Pero las mujeres del festival -muchas de ellas admiradoras de Miedo a volar y de Cómo salvar la propia vida, y de los primeros libros de poemas- parecían sentirse traicionadas por aquel poema y otros más sobre la maternidad. Silbaron y patearon el fragmento de Milagros corrientes, aunque muchas de ellas tenían niños en los brazos.
En aquel momento me sentí cruelmente traicionada. ¿No había querido ser escritora y madre? ¿No había intentado ayudar a otras mujeres que creaban? ¿No trataba de demostrar que las madres también podían ser creadoras apasionadas? La crítica por parte de las mujeres me duele mucho más que la crítica por parte de los hombres. Parecía estar escrita en la piel por mi madre y hermanas, a las que les molestaba mi éxito desde hacía mucho.
Pero mi generación flagelada se había hecho mayor con ideas de una maternidad impuesta. Nos llamaban cosas como prima grávida carroza y peores. Puede que las mujeres del público que me abucheaban consideraran que estaba apoyando a la maternidad impuesta; aunque, claro está, no era así. Era una madre tardía, reticente, una prima grávida carroza, que había comprometido toda su energía y valor para tener una hija. Y me sorprendía que el embarazo me hubiera transformado y que quisiera tanto a la recién nacida. En absoluto me había ablandado aquella transformación materna. Si hizo algo, fue que mi feminismo se volviera más intenso.
Pero no pude verbalizar todo esto aquel día en San Francisco. Ni siquiera yo misma lo entendía.
Esta experiencia, y otras como ella, me enseñaron que a las mujeres les residía crucial el aprender a ser aliadas. Nos educan de modo deliberado para que no sepamos establecer alianzas. Aunque ahora hay todos esos equipos deportivos a disposición de las adolescentes, intrigan unas contra otras como hicieron las de mi generación.
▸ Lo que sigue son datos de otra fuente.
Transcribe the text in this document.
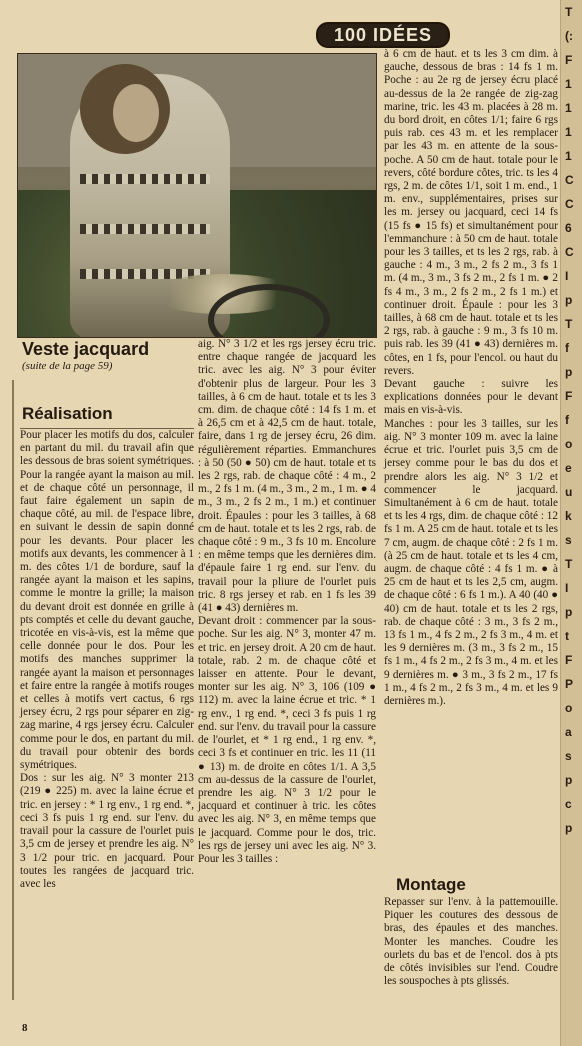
100 IDÉES
Veste jacquard
(suite de la page 59)
Réalisation
Pour placer les motifs du dos, calculer en partant du mil. du travail afin que les dessous de bras soient symétriques. Pour la rangée ayant la maison au mil. et de chaque côté un personnage, il faut faire également un sapin de chaque côté, au mil. de l'espace libre, en suivant le dessin de sapin donné pour les devants. Pour placer les motifs aux devants, les commencer à 1 m. des côtes 1/1 de bordure, sauf la rangée ayant la maison et les sapins, comme le montre la grille; la maison du devant droit est donnée en grille à pts comptés et celle du devant gauche, tricotée en vis-à-vis, est la même que celle donnée pour le dos. Pour les motifs des manches supprimer la rangée ayant la maison et personnages et faire entre la rangée à motifs rouges et celles à motifs vert cactus, 6 rgs jersey écru, 2 rgs pour séparer en zig-zag marine, 4 rgs jersey écru. Calculer comme pour le dos, en partant du mil. du travail pour obtenir des bords symétriques.
Dos : sur les aig. N° 3 monter 213 (219 ● 225) m. avec la laine écrue et tric. en jersey : * 1 rg env., 1 rg end. *, ceci 3 fs puis 1 rg end. sur l'env. du travail pour la cassure de l'ourlet puis 3,5 cm de jersey et prendre les aig. N° 3 1/2 pour tric. en jacquard. Pour toutes les rangées de jacquard tric. avec les
aig. N° 3 1/2 et les rgs jersey écru tric. entre chaque rangée de jacquard les tric. avec les aig. N° 3 pour éviter d'obtenir plus de largeur. Pour les 3 tailles, à 6 cm de haut. totale et ts les 3 cm. dim. de chaque côté : 14 fs 1 m. et à 26,5 cm et à 42,5 cm de haut. totale, faire, dans 1 rg de jersey écru, 26 dim. régulièrement réparties. Emmanchures : à 50 (50 ● 50) cm de haut. totale et ts les 2 rgs, rab. de chaque côté : 4 m., 2 m., 2 fs 1 m. (4 m., 3 m., 2 m., 1 m. ● 4 m., 3 m., 2 fs 2 m., 1 m.) et continuer droit. Épaules : pour les 3 tailles, à 68 cm de haut. totale et ts les 2 rgs, rab. de chaque côté : 9 m., 3 fs 10 m. Encolure : en même temps que les dernières dim. d'épaule faire 1 rg end. sur l'env. du travail pour la pliure de l'ourlet puis tric. 8 rgs jersey et rab. en 1 fs les 39 (41 ● 43) dernières m.
Devant droit : commencer par la sous-poche. Sur les aig. N° 3, monter 47 m. et tric. en jersey droit. A 20 cm de haut. totale, rab. 2 m. de chaque côté et laisser en attente. Pour le devant, monter sur les aig. N° 3, 106 (109 ● 112) m. avec la laine écrue et tric. * 1 rg env., 1 rg end. *, ceci 3 fs puis 1 rg end. sur l'env. du travail pour la cassure de l'ourlet, et * 1 rg end., 1 rg env. *, ceci 3 fs et continuer en tric. les 11 (11 ● 13) m. de droite en côtes 1/1. A 3,5 cm au-dessus de la cassure de l'ourlet, prendre les aig. N° 3 1/2 pour le jacquard et continuer à tric. les côtes avec les aig. N° 3, en même temps que le jacquard. Comme pour le dos, tric. les rgs de jersey uni avec les aig. N° 3. Pour les 3 tailles :
à 6 cm de haut. et ts les 3 cm dim. à gauche, dessous de bras : 14 fs 1 m. Poche : au 2e rg de jersey écru placé au-dessus de la 2e rangée de zig-zag marine, tric. les 43 m. placées à 28 m. du bord droit, en côtes 1/1; faire 6 rgs puis rab. ces 43 m. et les remplacer par les 43 m. en attente de la sous-poche. A 50 cm de haut. totale pour le revers, côté bordure côtes, tric. ts les 4 rgs, 2 m. de côtes 1/1, soit 1 m. end., 1 m. env., supplémentaires, prises sur les m. jersey ou jacquard, ceci 14 fs (15 fs ● 15 fs) et simultanément pour l'emmanchure : à 50 cm de haut. totale pour les 3 tailles, et ts les 2 rgs, rab. à gauche : 4 m., 3 m., 2 fs 2 m., 3 fs 1 m. (4 m., 3 m., 3 fs 2 m., 2 fs 1 m. ● 2 fs 4 m., 3 m., 2 fs 2 m., 2 fs 1 m.) et continuer droit. Épaule : pour les 3 tailles, à 68 cm de haut. totale et ts les 2 rgs, rab. à gauche : 9 m., 3 fs 10 m. puis rab. les 39 (41 ● 43) dernières m. côtes, en 1 fs, pour l'encol. ou haut du revers.
Devant gauche : suivre les explications données pour le devant mais en vis-à-vis.
Manches : pour les 3 tailles, sur les aig. N° 3 monter 109 m. avec la laine écrue et tric. l'ourlet puis 3,5 cm de jersey comme pour le bas du dos et prendre alors les aig. N° 3 1/2 et commencer le jacquard. Simultanément à 6 cm de haut. totale et ts les 4 rgs, dim. de chaque côté : 12 fs 1 m. A 25 cm de haut. totale et ts les 7 cm, augm. de chaque côté : 2 fs 1 m. (à 25 cm de haut. totale et ts les 4 cm, augm. de chaque côté : 4 fs 1 m. ● à 25 cm de haut et ts les 2,5 cm, augm. de chaque côté : 6 fs 1 m.). A 40 (40 ● 40) cm de haut. totale et ts les 2 rgs, rab. de chaque côté : 3 m., 3 fs 2 m., 13 fs 1 m., 4 fs 2 m., 2 fs 3 m., 4 m. et les 9 dernières m. (3 m., 3 fs 2 m., 15 fs 1 m., 4 fs 2 m., 2 fs 3 m., 4 m. et les 9 dernières m. ● 3 m., 3 fs 2 m., 17 fs 1 m., 4 fs 2 m., 2 fs 3 m., 4 m. et les 9 dernières m.).
Montage
Repasser sur l'env. à la pattemouille. Piquer les coutures des dessous de bras, des épaules et des manches. Monter les manches. Coudre les ourlets du bas et de l'encol. dos à pts de côtés invisibles sur l'end. Coudre les souspoches à pts glissés.
8
T
(:
F
1
1
1
1
C
C
6
C
I
p
T
f
p
F
f
o
e
u
k
s
T
I
p
t
F
P
o
a
s
p
c
p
Compiten por la ropa, los chicos, el rango social, el dinero, y se llaman cosas unas a otras.
Una vez entré en la habitación de mi hija, y oí sin querer que ella y dos amigas suyas llamaban «calientapollas» a otra chica.
– Nunca llaméis calientapollas a una chica -dije yo-. Es un término sexista.
Molly:
– Pero es que es una calientapollas, mamá.
Mamá:
– Es un modo de rebajar a las mujeres por manifestar su sexualidad.
Molly (a sus amigas):
– Eso es porque mi madre es la escritora de temas sexuales del mundo occidental. Se ha casado muchas veces.
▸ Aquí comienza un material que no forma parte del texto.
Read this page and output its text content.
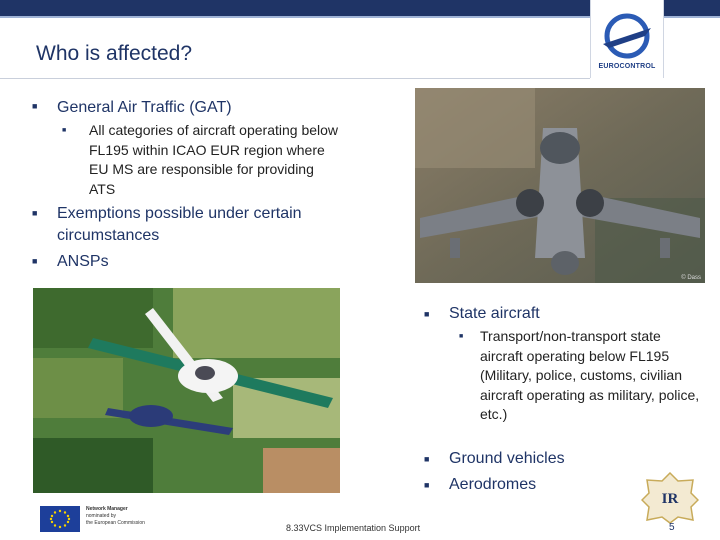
EUROCONTROL
Who is affected?
■ General Air Traffic (GAT)
■ All categories of aircraft operating below FL195 within ICAO EUR region where EU MS are responsible for providing ATS
■ Exemptions possible under certain circumstances
■ ANSPs
© Dass
■ State aircraft
■ Transport/non-transport state aircraft operating below FL195 (Military, police, customs, civilian aircraft operating as military, police, etc.)
■ Ground vehicles
■ Aerodromes
IR
Network Manager
nominated by
the European Commission	8.33VCS Implementation Support	5
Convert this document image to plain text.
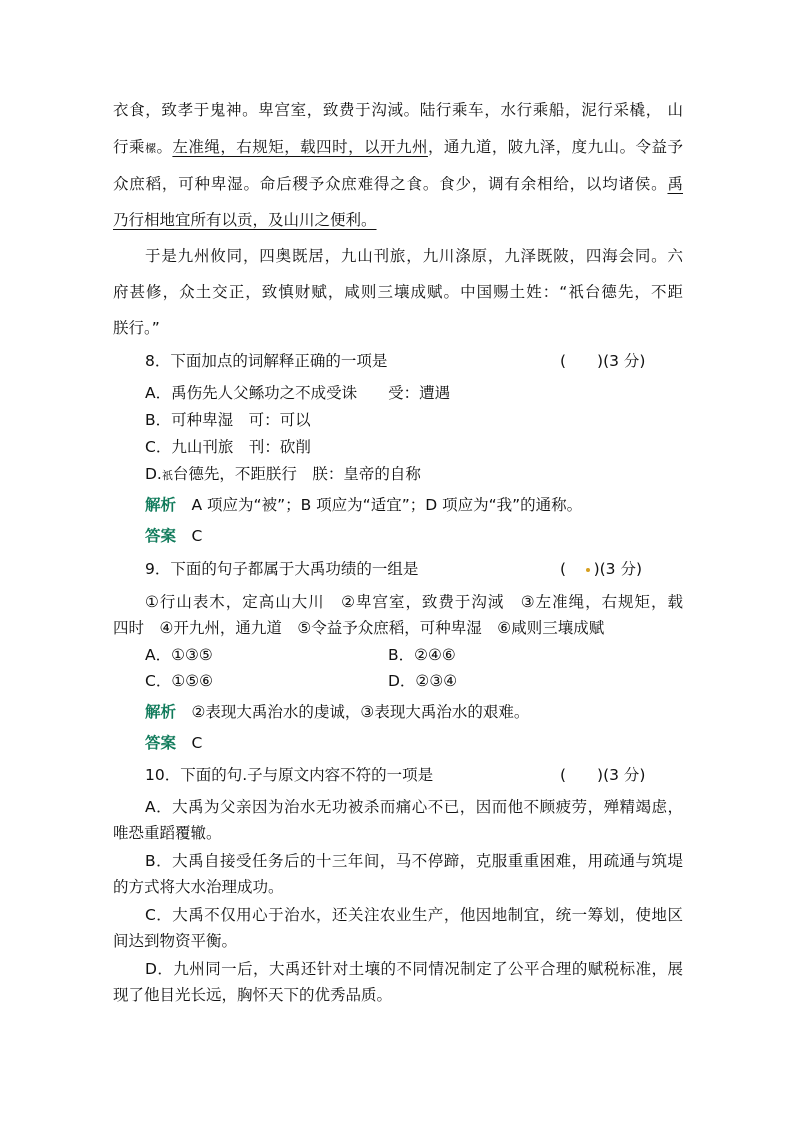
衣食，致孝于鬼神。卑宫室，致费于沟淢。陆行乘车，水行乘船，泥行采橇， 山
行乘樏。左准绳，右规矩，载四时，以开九州，通九道，陂九泽，度九山。令益予
众庶稻，可种卑湿。命后稷予众庶难得之食。食少，调有余相给，以均诸侯。禹
乃行相地宜所有以贡，及山川之便利。
于是九州攸同，四奥既居，九山刊旅，九川涤原，九泽既陂，四海会同。六
府甚修，众土交正，致慎财赋，咸则三壤成赋。中国赐土姓：“祇台德先，不距
朕行。”
8．下面加点的词解释正确的一项是	(　　)(3 分)
A．禹伤先人父鲧功之不成受诛　　受：遭遇
B．可种卑湿　可：可以
C．九山刊旅　刊：砍削
D.祇台德先，不距朕行　朕：皇帝的自称
解析　 A 项应为“被”；B 项应为“适宜”；D 项应为“我”的通称。
答案　 C
9．下面的句子都属于大禹功绩的一组是	(　 )(3 分)
①行山表木，定高山大川　②卑宫室，致费于沟淢　③左准绳，右规矩，载
四时　④开九州，通九道　⑤令益予众庶稻，可种卑湿　⑥咸则三壤成赋
A．①③⑤	B．②④⑥
C．①⑤⑥	D．②③④
解析　 ②表现大禹治水的虔诚，③表现大禹治水的艰难。
答案　 C
10．下面的句.子与原文内容不符的一项是	(　　)(3 分)
A．大禹为父亲因为治水无功被杀而痛心不已，因而他不顾疲劳，殚精竭虑，
唯恐重蹈覆辙。
B．大禹自接受任务后的十三年间，马不停蹄，克服重重困难，用疏通与筑堤
的方式将大水治理成功。
C．大禹不仅用心于治水，还关注农业生产，他因地制宜，统一筹划，使地区
间达到物资平衡。
D．九州同一后，大禹还针对土壤的不同情况制定了公平合理的赋税标准，展
现了他目光长远，胸怀天下的优秀品质。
– Cuatro maridos no son tantos, considerando lo vieja que soy -digo yo, citando a Barbara Follett, que también se ha casado cuatro veces.
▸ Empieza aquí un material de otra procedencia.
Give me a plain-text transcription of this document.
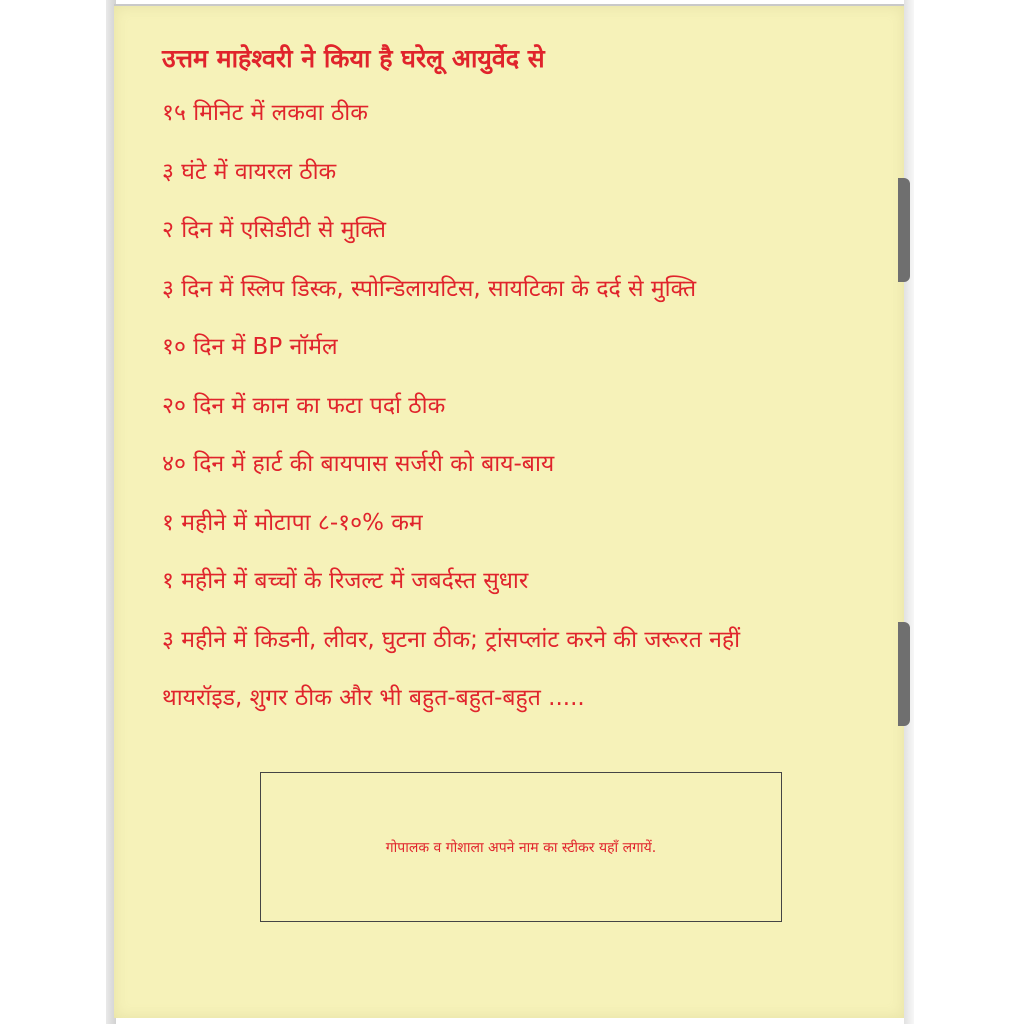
उत्तम माहेश्वरी ने किया है घरेलू आयुर्वेद से
१५ मिनिट में लकवा ठीक
३ घंटे में वायरल ठीक
२ दिन में एसिडीटी से मुक्ति
३ दिन में स्लिप डिस्क, स्पोन्डिलायटिस, सायटिका के दर्द से मुक्ति
१० दिन में BP नॉर्मल
२० दिन में कान का फटा पर्दा ठीक
४० दिन में हार्ट की बायपास सर्जरी को बाय-बाय
१ महीने में मोटापा ८-१०% कम
१ महीने में बच्चों के रिजल्ट में जबर्दस्त सुधार
३ महीने में किडनी, लीवर, घुटना ठीक; ट्रांसप्लांट करने की जरूरत नहीं
थायरॉइड, शुगर ठीक और भी बहुत-बहुत-बहुत .....
गोपालक व गोशाला अपने नाम का स्टीकर यहाँ लगायें.
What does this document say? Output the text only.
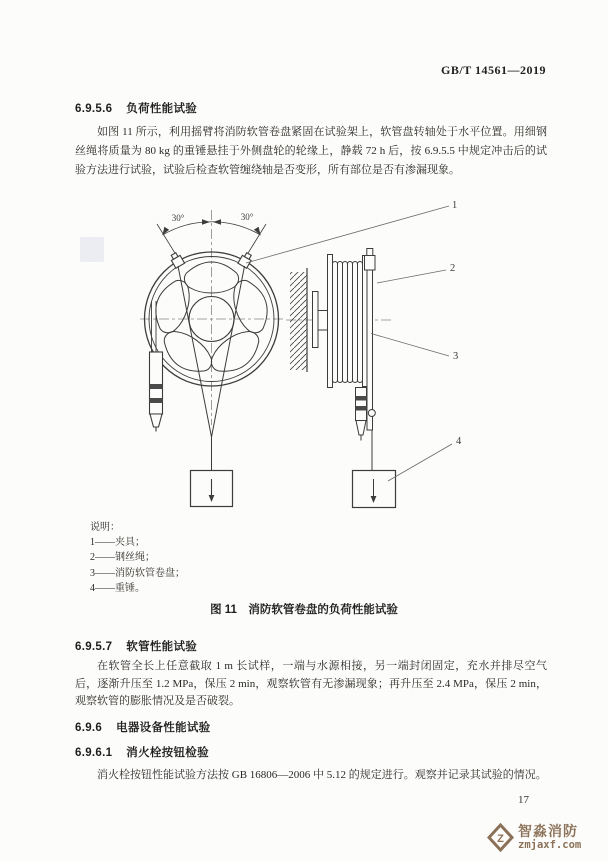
GB/T 14561—2019
6.9.5.6 负荷性能试验

如图 11 所示，利用摇臂将消防软管卷盘紧固在试验架上，软管盘转轴处于水平位置。用细钢丝绳将质量为 80 kg 的重锤悬挂于外侧盘轮的轮缘上，静载 72 h 后，按 6.9.5.5 中规定冲击后的试验方法进行试验，试验后检查软管缠绕轴是否变形，所有部位是否有渗漏现象。

30°	30°
1
2
3
4
说明：
1——夹具；
2——钢丝绳；
3——消防软管卷盘；
4——重锤。
图 11　消防软管卷盘的负荷性能试验
6.9.5.7 软管性能试验

在软管全长上任意截取 1 m 长试样，一端与水源相接，另一端封闭固定，充水并排尽空气后，逐渐升压至 1.2 MPa，保压 2 min，观察软管有无渗漏现象；再升压至 2.4 MPa，保压 2 min，观察软管的膨胀情况及是否破裂。

6.9.6 电器设备性能试验
6.9.6.1 消火栓按钮检验

消火栓按钮性能试验方法按 GB 16806—2006 中 5.12 的规定进行。观察并记录其试验的情况。

17
Z 智淼消防
zmjaxf.com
Las amigas de Molly se ríen disimuladamente. Yo cierro la puerta.
La oposición entre los sexos no significa automáticamente feminismo, y feminismo no significa automáticamente odio a los hombres. Muchas madres y esposas que quisieron comprometerse con las organizaciones feministas en los años setenta informaron del tipo de doloroso rechazo que había experimentado yo. Las ideas feministas nunca fueron más intensas para mi generación de lo que lo eran entonces. Pero una miopía crónica hizo que a muchas organizaciones feministas les resultara difícil golpear el hierro mientras estaba al rojo. Si una llevaba un «estilo de vida burgués», la trataban como a una paria. Una tenía la sensación de que, como no llevara la ropa propia del lesbianismo radical, la evitaban. Entonces había un estilo dominante que una debía seguir: mono y botas de trabajo, nada de maquillaje. Era importante que pareciera que acababas de salir de una comuna. La pintura de labios y ojos no sólo era contrarrevolucionaria, la mencionaban en las críticas de los libros. No había nadie más sexista que esas feministas.